An audio call cut through the noise. Navan pressed the answer button, and a voice echoed out into the kitchen, though there was no video stream to show us what the seller looked like.

“You MorticiaAddams01?” a gruff voice asked. I stifled a giggle at hearing Mort’s choice of username said so seriously.

“I am,” Navan replied, glancing at me and lifting a finger to his lips.

“Where d’you want the item dropped off? Planet and location?”

“I’m in Southern Vysanthe. If you could drop it off by the small boathouse on the far side of Trossach Pond, that would be great.”

The seller grunted. “Yer item’s gonna take some time. I’d say three days, and I can get it to ya.”

That clashed with the day of the wedding. Navan glanced at me, a worried look on his face. Evidently, he didn’t think he could get away from Gianne and the threat of her alchemy lab so soon after the wedding itself. She’d be watching him like a hawk.

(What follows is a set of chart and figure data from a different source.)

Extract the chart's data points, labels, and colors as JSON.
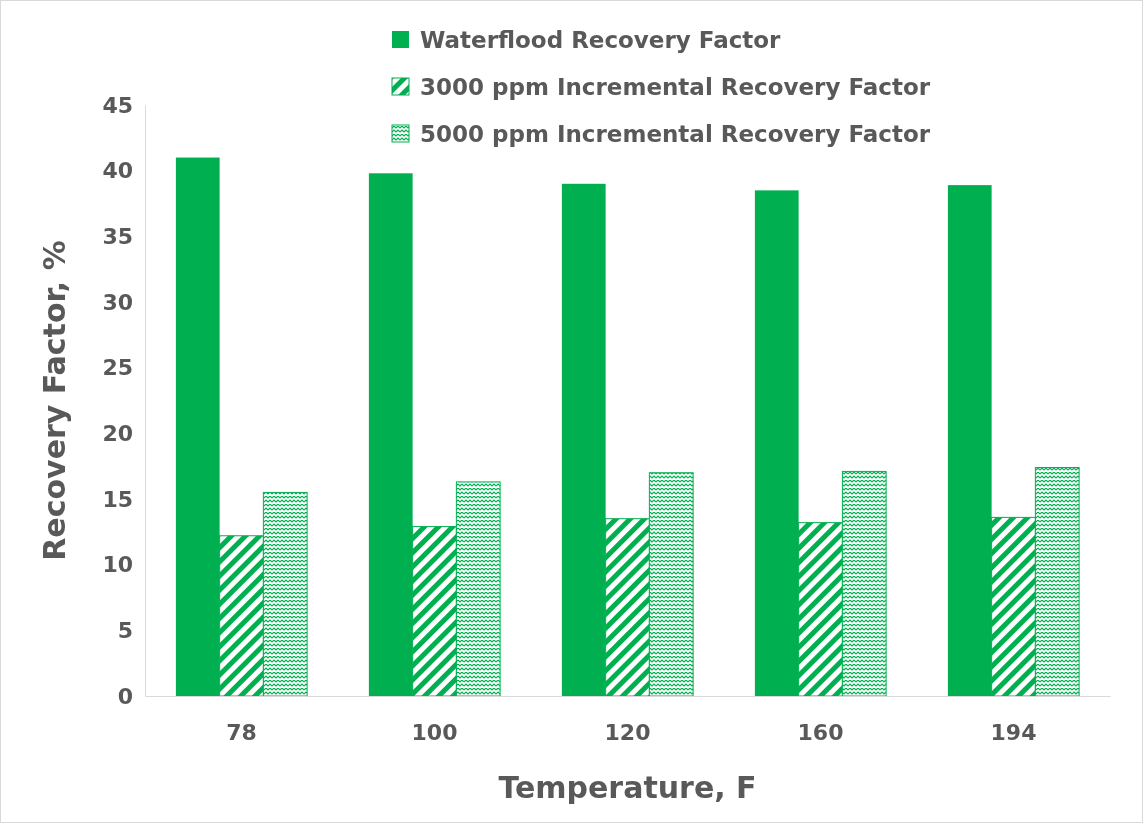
{
  "chart_data": {
    "type": "bar",
    "xlabel": "Temperature, F",
    "ylabel": "Recovery Factor, %",
    "categories": [
      "78",
      "100",
      "120",
      "160",
      "194"
    ],
    "series": [
      {
        "name": "Waterflood Recovery Factor",
        "color": "#00b050",
        "values": [
          41.0,
          39.8,
          39.0,
          38.5,
          38.9
        ]
      },
      {
        "name": "3000 ppm Incremental Recovery Factor",
        "color": "#00b050",
        "values": [
          12.2,
          12.9,
          13.5,
          13.2,
          13.6
        ]
      },
      {
        "name": "5000 ppm Incremental Recovery Factor",
        "color": "#00b050",
        "values": [
          15.5,
          16.3,
          17.0,
          17.1,
          17.4
        ]
      }
    ],
    "ylim": [
      0,
      45
    ],
    "yticks": [
      0,
      5,
      10,
      15,
      20,
      25,
      30,
      35,
      40,
      45
    ],
    "grid": false,
    "legend": "top"
  }
}
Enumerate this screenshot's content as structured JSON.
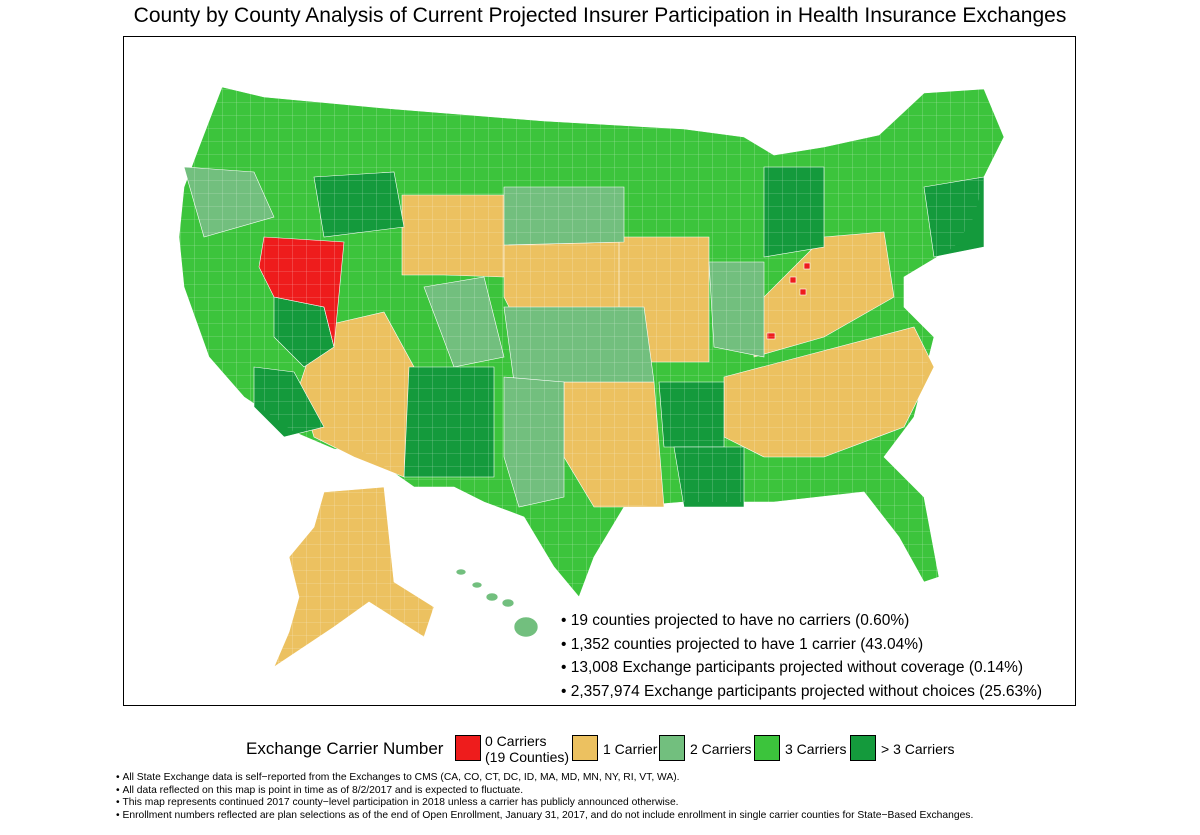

“That’s no good. I need the item sooner than that,” Navan insisted.

“Three days, or I’ll sell it to someone with less backchat,” he said. “Next bidder down’ll get your suit o’ armor. I don’t care, so long as there’re credits in me pocket.”

Navan grimaced. “Fine, then change the location to the groundskeeper’s hut beside the Decorum Churchyard, in Vysanthe.”

“Right y’are, mate. Glad you could see sense,” the seller replied, sounding pleased with himself. “Yer goods’ll be with you in three days, or I get nothin’. That’s the darkstar guarantee.” He chuckled, and the audio abruptly ended.

Navan looked solemn again as he logged out of the darkstar market and pushed the black box back into the middle of the table.

“As if that day isn’t going to be stressful enough,” he muttered.

“Don’t worry about it,” I told him. “If worst comes to worst, Ronad and I can go pick it up.”

He shook his head. “You never know what kind of sellers these guys will be. It’s too dangerous. He might try and run off with the pay device and take the armor with him. I don’t want to be worrying about you any more than I already am.”

I smiled, looping my arms around his neck. “Ronad and I will be fine. We’ll take whatever weapons Sarrask has, make the exchange, and be back in time for the throwing of the bouquet.”

“We don’t do that here,” he said, a small smile on his lips.

“Well then, you don’t know what you’re missing out on,” I joked. “Honestly, I can handle myself, and I’ll make sure to protect Ronad from any baddies that might come along.”